Fast way of counting non-zero bits in positive integer

zidarsk8 picture zidarsk8 · Mar 22, 2012 · Viewed 90k times · Source

I need a fast way to count the number of bits in an integer in python. My current solution is

bin(n).count("1")

but I am wondering if there is any faster way of doing this?

PS: (i am representing a big 2D binary array as a single list of numbers and doing bitwise operations, and that brings the time down from hours to minutes. and now I would like to get rid of those extra minutes.

Edit: 1. it has to be in python 2.7 or 2.6

and optimizing for small numbers does not matter that much since that would not be a clear bottleneck, but I do have numbers with 10 000 + bits at some places

for example this is a 2000 bit case:

12448057941136394342297748548545082997815840357634948550739612798732309975923280685245876950055614362283769710705811182976142803324242407017104841062064840113262840137625582646683068904149296501029754654149991842951570880471230098259905004533869130509989042199261339990315125973721454059973605358766253998615919997174542922163484086066438120268185904663422979603026066685824578356173882166747093246377302371176167843247359636030248569148734824287739046916641832890744168385253915508446422276378715722482359321205673933317512861336054835392844676749610712462818600179225635467147870208L

Answer

kindall picture kindall · Mar 22, 2012

For arbitrary-length integers, bin(n).count("1") is the fastest I could find in pure Python.

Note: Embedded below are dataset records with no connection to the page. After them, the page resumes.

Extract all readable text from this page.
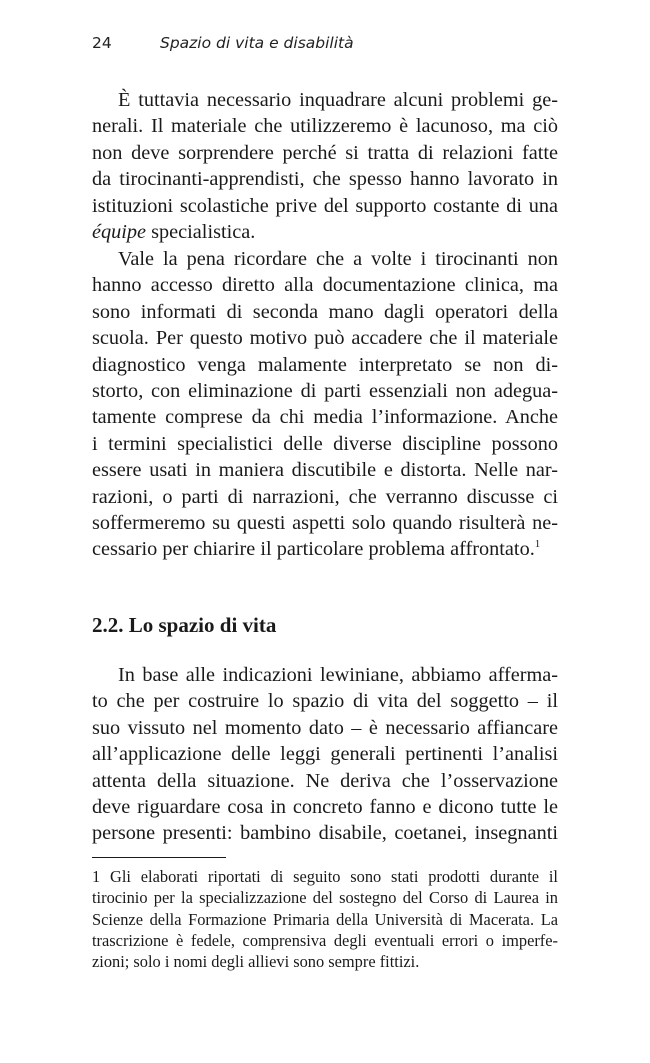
24	Spazio di vita e disabilità
È tuttavia necessario inquadrare alcuni problemi ge-
nerali. Il materiale che utilizzeremo è lacunoso, ma ciò
non deve sorprendere perché si tratta di relazioni fatte
da tirocinanti-apprendisti, che spesso hanno lavorato in
istituzioni scolastiche prive del supporto costante di una
équipe specialistica.
Vale la pena ricordare che a volte i tirocinanti non
hanno accesso diretto alla documentazione clinica, ma
sono informati di seconda mano dagli operatori della
scuola. Per questo motivo può accadere che il materiale
diagnostico venga malamente interpretato se non di-
storto, con eliminazione di parti essenziali non adegua-
tamente comprese da chi media l’informazione. Anche
i termini specialistici delle diverse discipline possono
essere usati in maniera discutibile e distorta. Nelle nar-
razioni, o parti di narrazioni, che verranno discusse ci
soffermeremo su questi aspetti solo quando risulterà ne-
cessario per chiarire il particolare problema affrontato.$^1$
2.2. Lo spazio di vita
In base alle indicazioni lewiniane, abbiamo afferma-
to che per costruire lo spazio di vita del soggetto – il
suo vissuto nel momento dato – è necessario affiancare
all’applicazione delle leggi generali pertinenti l’analisi
attenta della situazione. Ne deriva che l’osservazione
deve riguardare cosa in concreto fanno e dicono tutte le
persone presenti: bambino disabile, coetanei, insegnanti
1 Gli elaborati riportati di seguito sono stati prodotti durante il
tirocinio per la specializzazione del sostegno del Corso di Laurea in
Scienze della Formazione Primaria della Università di Macerata. La
trascrizione è fedele, comprensiva degli eventuali errori o imperfe-
zioni; solo i nomi degli allievi sono sempre fittizi.
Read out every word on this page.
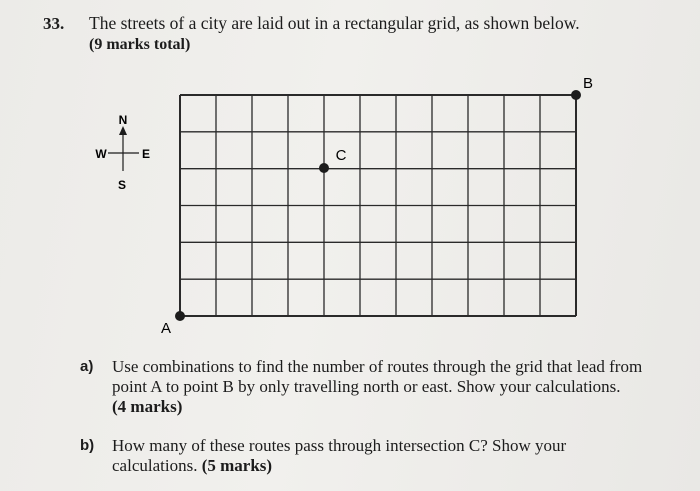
33. The streets of a city are laid out in a rectangular grid, as shown below.
(9 marks total)
N
S
W	E
A
B
C
a) Use combinations to find the number of routes through the grid that lead from
point A to point B by only travelling north or east. Show your calculations.
(4 marks)
b) How many of these routes pass through intersection C? Show your
calculations. (5 marks)
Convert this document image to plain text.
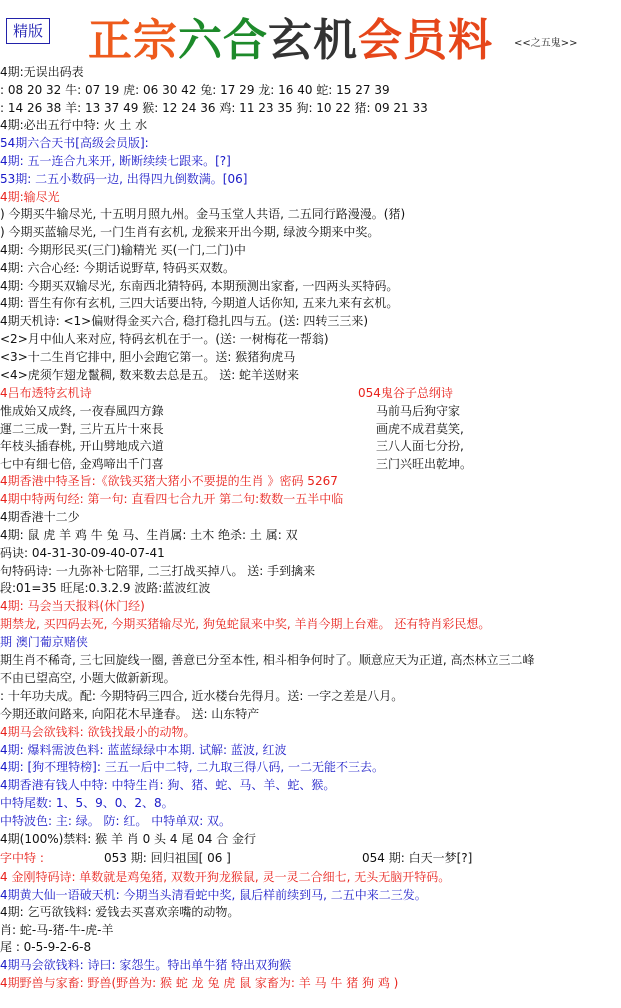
精版 正宗六合玄机会员料 <<之五鬼>>
4期:无误出码表
: 08 20 32 牛: 07 19 虎: 06 30 42 兔: 17 29 龙: 16 40 蛇: 15 27 39
: 14 26 38 羊: 13 37 49 猴: 12 24 36 鸡: 11 23 35 狗: 10 22 猪: 09 21 33
4期:必出五行中特: 火 土 水
54期六合天书[高级会员版]:
4期: 五一连合九来开, 断断续续七跟来。[?]
53期: 二五小数码一边, 出得四九倒数满。[06]
4期:输尽光
) 今期买牛输尽光, 十五明月照九州。金马玉堂人共语, 二五同行路漫漫。(猪)
) 今期买蓝输尽光, 一门生肖有玄机, 龙猴来开出今期, 绿波今期来中奖。
4期: 今期形民买(三门)输精光 买(一门,二门)中
4期: 六合心经: 今期话说野草, 特码买双数。
4期: 今期买双输尽光, 东南西北猜特码, 本期预测出家畜, 一四两头买特码。
4期: 晋生有你有玄机, 三四大话要出特, 今期道人话你知, 五来九来有玄机。
4期天机诗: <1>偏财得金买六合, 稳打稳扎四与五。(送: 四转三三来)
<2>月中仙人来对应, 特码玄机在于一。(送: 一树梅花一帮翁)
<3>十二生肖它排中, 胆小会跑它第一。送: 猴猪狗虎马
<4>虎须乍翅龙鬣稠, 数来数去总是五。 送: 蛇羊送财来
4吕布透特玄机诗	054鬼谷子总纲诗
惟成始又成终, 一夜春風四方錄
運二三成一對, 三片五片十來長
年枝头插春桃, 开山劈地成六道
七中有细七倍, 金鸡啼出千门喜
马前马后狗守家
画虎不成君莫笑,
三八人面七分扮,
三门兴旺出乾坤。
4期香港中特圣旨:《欲钱买猪大猪小不要提的生肖 》密码 5267
4期中特两句经: 第一句: 直看四七合九开 第二句:数数一五半中临
4期香港十二少
4期: 鼠 虎 羊 鸡 牛 兔 马、生肖属: 土木 绝杀: 土 属: 双
码诀: 04-31-30-09-40-07-41
句特码诗: 一九弥补七陪罪, 二三打战买掉八。 送: 手到擒来
段:01=35 旺尾:0.3.2.9 波路:蓝波红波
4期: 马会当天报料(休门经)
期禁龙, 买四码去死, 今期买猪输尽光, 狗兔蛇鼠来中奖, 羊肖今期上台难。 还有特肖彩民想。
期 澳门葡京赌侠
期生肖不稀奇, 三七回旋线一圈, 善意已分至本性, 相斗相争何时了。顺意应天为正道, 高杰林立三二峰
不由已望高空, 小题大做新新现。
: 十年功夫成。配: 今期特码三四合, 近水楼台先得月。送: 一字之差是八月。
今期还敢问路来, 向阳花木早逢春。 送: 山东特产
4期马会欲钱料: 欲钱找最小的动物。
4期: 爆料需波色料: 蓝蓝绿绿中本期. 试解: 蓝波, 红波
4期: [狗不理特榜]: 三五一后中二特, 二九取三得八码, 一二无能不三去。
4期香港有钱人中特: 中特生肖: 狗、猪、蛇、马、羊、蛇、猴。
中特尾数: 1、5、9、0、2、8。
中特波色: 主: 绿。 防: 红。 中特单双: 双。
4期(100%)禁料: 猴 羊 肖 0 头 4 尾 04 合 金行
字中特 :	053 期: 回归祖国[ 06 ]	054 期: 白天一梦[?]
4 金刚特码诗: 单数就是鸡兔猪, 双数开狗龙猴鼠, 灵一灵二合细七, 无头无脑开特码。
4期黄大仙一语破天机: 今期当头清看蛇中奖, 鼠后样前续到马, 二五中来二三发。
4期: 乞丐欲钱料: 爱钱去买喜欢亲嘴的动物。
肖: 蛇-马-猪-牛-虎-羊
尾 : 0-5-9-2-6-8
4期马会欲钱料: 诗曰: 家怨生。特出单牛猪 特出双狗猴
4期野兽与家畜: 野兽(野兽为: 猴 蛇 龙 兔 虎 鼠 家畜为: 羊 马 牛 猪 狗 鸡 )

I tried adapting Óscar's and Adam's solutions to process the integer in 64-bit and 32-bit chunks, respectively. Both were at least ten times slower than bin(n).count("1") (the 32-bit version took about half again as much time).

On the other hand, gmpy popcount() took about 1/20th of the time of bin(n).count("1"). So if you can install gmpy, use that.

To answer a question in the comments, for bytes I'd use a lookup table. You can generate it at runtime:

counts = bytes(bin(x).count("1") for x in range(256))  # py2: use bytearray

Or just define it literally:

counts = (b'\x00\x01\x01\x02\x01\x02\x02\x03\x01\x02\x02\x03\x02\x03\x03\x04'
          b'\x01\x02\x02\x03\x02\x03\x03\x04\x02\x03\x03\x04\x03\x04\x04\x05'
          b'\x01\x02\x02\x03\x02\x03\x03\x04\x02\x03\x03\x04\x03\x04\x04\x05'
          b'\x02\x03\x03\x04\x03\x04\x04\x05\x03\x04\x04\x05\x04\x05\x05\x06'
          b'\x01\x02\x02\x03\x02\x03\x03\x04\x02\x03\x03\x04\x03\x04\x04\x05'
          b'\x02\x03\x03\x04\x03\x04\x04\x05\x03\x04\x04\x05\x04\x05\x05\x06'
          b'\x02\x03\x03\x04\x03\x04\x04\x05\x03\x04\x04\x05\x04\x05\x05\x06'
          b'\x03\x04\x04\x05\x04\x05\x05\x06\x04\x05\x05\x06\x05\x06\x06\x07'
          b'\x01\x02\x02\x03\x02\x03\x03\x04\x02\x03\x03\x04\x03\x04\x04\x05'
          b'\x02\x03\x03\x04\x03\x04\x04\x05\x03\x04\x04\x05\x04\x05\x05\x06'
          b'\x02\x03\x03\x04\x03\x04\x04\x05\x03\x04\x04\x05\x04\x05\x05\x06'
          b'\x03\x04\x04\x05\x04\x05\x05\x06\x04\x05\x05\x06\x05\x06\x06\x07'
          b'\x02\x03\x03\x04\x03\x04\x04\x05\x03\x04\x04\x05\x04\x05\x05\x06'
          b'\x03\x04\x04\x05\x04\x05\x05\x06\x04\x05\x05\x06\x05\x06\x06\x07'
          b'\x03\x04\x04\x05\x04\x05\x05\x06\x04\x05\x05\x06\x05\x06\x06\x07'
          b'\x04\x05\x05\x06\x05\x06\x06\x07\x05\x06\x06\x07\x06\x07\x07\x08')

Then it's counts[x] to get the number of 1 bits in x where 0 ≤ x ≤ 255.